Donna concluded by saying, "Only those who dream ought accept the role of formator. … Those whose imaginations are rich have high energy, boundless joy, no fear of failure and an uncompromised Gospel-driven idea of community."
I presented in the afternoon and missed the opportunity to hear a canon-civil lawyer speak via video conferencing, about the on-going visitation of congregations of religious women in the USA. The conference was marked by serenity, and the love the sisters and brothers have for their congregations and charisms was tangible and so very hopeful.
The talks can be ordered from the National Formation Conference.
Last Sunday, in her third presentation in the "Women of Faith" series "Trilogy of the Vows: Radical Expressions of Love", Notre Dame Sr. M. Regina Robbins spoke about "Fruitful Poverty". She began by saying that "if the vows are not helping to transform us, then they are just words, words, words." Poverty is not about what we don't have but how it enhances our freedom to live the vow. Poverty is the fundamental vow, but all the vows are based in charity. Poverty is "the fundamental umbrella for a constellation of attitudes and values" to follow Christ in religious life.
One question Regina, a former novice director, asked that impressed me was, "Am I living the way I would have without taking the vow of poverty?" In other words, is there any difference -- implying that if we are living poverty there would be. Our posture is to be one of humility because we are all human -- but we have to make peace with that humanity. Christ gave the poor dignity; he embraced humanity and modeled a humble simplicity. Material things distract us from charity and contemplation. Jesus flipped the philosophy of his time by recognizing the poor.
Regina left us with seven ways or dimensions, to think about the vow and virtue of poverty: depend, detach, share, generosity, reverence, labor, and finally character.
Character counts. It's about love or it isn't authentic. Do not gather into barns (that is, accumulate, and even nuns can accumulate!) she told us about something she does: she asks the objects that she has: what do you mean to me? Let the object tell you what it means and often you can give it away.
Remember: behind every strawberry there are so many poor workers; do we think of them? What does this realization call forth from us?
Regina spoke to personal poverty in religious life but reminded us that we are members of communities who must have a communal witness to poverty and systems of injustice that keep people poor – a topic for another gathering.

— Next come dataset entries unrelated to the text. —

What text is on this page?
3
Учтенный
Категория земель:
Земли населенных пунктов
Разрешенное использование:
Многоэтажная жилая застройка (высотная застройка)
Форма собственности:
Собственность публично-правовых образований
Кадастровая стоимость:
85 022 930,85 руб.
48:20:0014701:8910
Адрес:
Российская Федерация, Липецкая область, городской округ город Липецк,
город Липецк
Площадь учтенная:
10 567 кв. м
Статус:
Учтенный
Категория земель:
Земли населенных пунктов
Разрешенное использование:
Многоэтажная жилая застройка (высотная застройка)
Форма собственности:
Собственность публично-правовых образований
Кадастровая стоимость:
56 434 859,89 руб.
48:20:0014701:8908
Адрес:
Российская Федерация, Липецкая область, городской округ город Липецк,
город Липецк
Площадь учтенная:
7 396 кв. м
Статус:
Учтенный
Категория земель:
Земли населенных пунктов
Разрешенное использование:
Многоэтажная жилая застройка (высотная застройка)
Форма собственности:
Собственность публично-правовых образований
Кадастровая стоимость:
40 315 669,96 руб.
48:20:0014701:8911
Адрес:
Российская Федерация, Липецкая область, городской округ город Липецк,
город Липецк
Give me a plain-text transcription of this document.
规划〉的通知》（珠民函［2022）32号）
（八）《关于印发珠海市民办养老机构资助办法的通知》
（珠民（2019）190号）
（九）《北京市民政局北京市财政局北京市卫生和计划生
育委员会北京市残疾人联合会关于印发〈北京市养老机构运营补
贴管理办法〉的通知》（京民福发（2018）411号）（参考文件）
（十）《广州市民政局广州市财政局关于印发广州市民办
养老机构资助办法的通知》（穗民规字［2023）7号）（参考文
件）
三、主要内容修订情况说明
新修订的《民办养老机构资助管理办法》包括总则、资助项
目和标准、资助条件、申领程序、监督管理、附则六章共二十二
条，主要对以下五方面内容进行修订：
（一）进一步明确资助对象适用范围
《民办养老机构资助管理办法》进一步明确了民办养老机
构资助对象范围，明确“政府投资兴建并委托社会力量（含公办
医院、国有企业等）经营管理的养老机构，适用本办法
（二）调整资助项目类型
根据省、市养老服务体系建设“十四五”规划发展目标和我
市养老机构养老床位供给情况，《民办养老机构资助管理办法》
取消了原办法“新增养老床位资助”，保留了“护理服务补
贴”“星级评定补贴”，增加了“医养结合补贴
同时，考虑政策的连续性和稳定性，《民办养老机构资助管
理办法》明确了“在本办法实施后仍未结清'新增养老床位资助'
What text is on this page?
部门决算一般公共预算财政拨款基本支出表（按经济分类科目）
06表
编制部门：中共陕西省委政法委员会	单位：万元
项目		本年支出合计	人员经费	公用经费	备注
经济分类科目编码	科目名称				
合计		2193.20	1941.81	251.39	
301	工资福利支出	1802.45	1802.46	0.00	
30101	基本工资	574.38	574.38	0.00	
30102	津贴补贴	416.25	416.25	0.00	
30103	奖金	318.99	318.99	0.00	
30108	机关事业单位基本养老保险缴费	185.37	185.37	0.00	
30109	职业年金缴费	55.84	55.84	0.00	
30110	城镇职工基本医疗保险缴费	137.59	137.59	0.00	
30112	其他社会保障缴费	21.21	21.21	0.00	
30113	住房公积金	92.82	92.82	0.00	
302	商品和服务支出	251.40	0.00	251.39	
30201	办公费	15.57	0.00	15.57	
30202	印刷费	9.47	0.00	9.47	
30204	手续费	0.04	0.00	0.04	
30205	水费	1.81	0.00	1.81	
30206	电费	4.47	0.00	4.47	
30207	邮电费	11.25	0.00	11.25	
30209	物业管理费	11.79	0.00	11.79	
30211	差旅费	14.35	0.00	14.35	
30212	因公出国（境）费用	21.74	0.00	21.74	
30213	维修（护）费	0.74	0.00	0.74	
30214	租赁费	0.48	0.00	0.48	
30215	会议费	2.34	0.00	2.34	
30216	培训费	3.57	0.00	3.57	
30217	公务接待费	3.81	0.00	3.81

Diminishment of energies is poverty; senior sisters listening to the other sisters tell their stories at the end of a long day, is a positive way to live poverty, to be present.
The vows are an extension of our baptism. The vows lift our spirits and set us free.
Joyful simplicity, humble gratitude.
There are many religious who are, indeed, high on religious life and I feel so blessed to have been, to be, in their company.